Docker (Ktor server)

docker build -t kokoro-tts .
docker run -p 8080:8080 kokoro-tts                          # local storage (default)
docker run -p 8080:8080 \
  -e STORAGE_MODE=s3 \
  -e AWS_REGION=eu-central-1 \
  -e S3_BUCKET=my-tts-bucket \
  kokoro-tts                                                # S3 storage

Non-root user, 3 GB heap, ExitOnOutOfMemoryError. Multi-stage build with Gradle dependency caching.

Lambda

docker build -f Dockerfile.lambda -t kokoro-tts-lambda .

Custom JDK 25 runtime (beyond AWS managed runtimes), 8 GB heap for ONNX model. Koin DI initializes once per container cold start. Auto-detects and decodes base64 request bodies from Lambda Function URLs.

Configuration

app/src/main/resources/application.yaml:

tts:
  tokenizer:
    configPath: "data/config.json"
  voices:
    path: "data/voices-v1.0.bin"
  phonemizer:
    goldDictPath: "data/us_gold.json"
    silverDictPath: "data/us_silver.json"
    gbGoldDictPath: "data/gb_gold.json"
    gbSilverDictPath: "data/gb_silver.json"
    fixesDictPath: "data/lexicon_fixes.json"
  pos:
    modelPath: "data/en-pos-perceptron.bin"
  model:
    onnxPath: "data/kokoro-v1.0.int8.onnx"
  aws:
    region: "$AWS_REGION:"
    s3Bucket: "$S3_BUCKET:"
  storage:
    mode: "$STORAGE_MODE:local"
    prefix: "$STORAGE_PREFIX:tts-audio"
    localOutputDir: "$LOCAL_OUTPUT_DIR:output"
    baseUrl: "$BASE_URL:http://localhost:8080"

All settings support environment variable overrides using Ktor's $ENV_VAR:default syntax. The Lambda handler reads the same settings from environment variables directly.

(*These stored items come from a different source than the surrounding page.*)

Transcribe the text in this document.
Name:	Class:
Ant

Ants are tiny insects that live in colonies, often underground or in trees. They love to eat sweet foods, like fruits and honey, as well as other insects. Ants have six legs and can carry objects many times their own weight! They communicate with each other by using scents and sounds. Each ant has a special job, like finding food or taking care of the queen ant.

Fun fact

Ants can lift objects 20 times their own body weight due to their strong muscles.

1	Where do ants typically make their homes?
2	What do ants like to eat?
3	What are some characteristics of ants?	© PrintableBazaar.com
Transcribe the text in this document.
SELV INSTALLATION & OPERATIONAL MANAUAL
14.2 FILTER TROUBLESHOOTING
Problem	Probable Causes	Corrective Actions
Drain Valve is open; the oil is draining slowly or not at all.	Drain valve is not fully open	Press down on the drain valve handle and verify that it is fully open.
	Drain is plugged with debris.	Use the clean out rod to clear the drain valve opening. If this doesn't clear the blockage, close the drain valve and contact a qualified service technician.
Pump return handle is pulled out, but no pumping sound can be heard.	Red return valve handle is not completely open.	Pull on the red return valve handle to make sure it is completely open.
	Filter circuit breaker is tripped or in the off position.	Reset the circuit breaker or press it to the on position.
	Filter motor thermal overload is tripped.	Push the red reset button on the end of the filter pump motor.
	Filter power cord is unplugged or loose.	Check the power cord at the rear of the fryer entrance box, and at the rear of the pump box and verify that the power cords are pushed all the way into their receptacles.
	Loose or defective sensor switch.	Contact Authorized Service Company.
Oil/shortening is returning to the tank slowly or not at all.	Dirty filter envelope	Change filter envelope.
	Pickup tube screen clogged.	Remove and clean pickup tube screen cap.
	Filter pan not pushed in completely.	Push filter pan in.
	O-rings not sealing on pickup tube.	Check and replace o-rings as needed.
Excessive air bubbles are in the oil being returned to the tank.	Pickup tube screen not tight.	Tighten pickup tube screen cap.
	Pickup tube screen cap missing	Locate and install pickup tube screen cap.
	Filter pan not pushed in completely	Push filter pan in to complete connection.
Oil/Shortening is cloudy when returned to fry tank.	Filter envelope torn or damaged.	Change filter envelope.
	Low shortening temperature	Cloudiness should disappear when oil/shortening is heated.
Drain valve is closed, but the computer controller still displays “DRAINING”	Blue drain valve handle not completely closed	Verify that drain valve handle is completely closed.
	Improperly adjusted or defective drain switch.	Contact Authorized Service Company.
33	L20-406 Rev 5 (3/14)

Variable	Default	Description
`STORAGE_MODE`	`local`	Storage backend: `local` (disk + HTTP) or `s3`
`LOCAL_OUTPUT_DIR`	`output`	Directory for local audio files
`BASE_URL`	`http://localhost:8080`	Public base URL for local audio download links
`AWS_REGION`	—	AWS region (required for `s3` mode)
`S3_BUCKET`	—	S3 bucket (required for `s3` mode)
`STORAGE_PREFIX`	`tts-audio`	S3 object key prefix

Building

./gradlew build              # Compile + ktlint + detekt + tests
./gradlew :app:run           # Dev server on port 8080
./gradlew buildFatJar        # Fat JAR at app/build/libs/app-all.jar
./gradlew ktlintFormat       # Auto-format code
./gradlew koverHtmlReport    # Merged code coverage report → build/reports/kover/html/
./gradlew koverXmlReport     # Merged XML coverage report (for CI)

Code Quality

The build runs ktlint (formatting), detekt (static analysis), and all tests as a single gate. Kover enforces a minimum 85% line coverage across all five modules with merged reporting at the root level. All tests follow the given-when-then pattern with // given, // when, // then section comments.

See GUIDELINES.md for detailed coding conventions, architecture rules, and design decisions.

Tech Stack

Kotlin 2.3.0, JDK 25, Ktor 3.4.0, Koin 4.1.1, ONNX Runtime 1.23.2, Apache OpenNLP 2.5.3, kotlinx.serialization 1.8.1, AWS SDK for Kotlin 1.6.12, MCP SDK 0.8.4, jump3r (LAME MP3 encoder).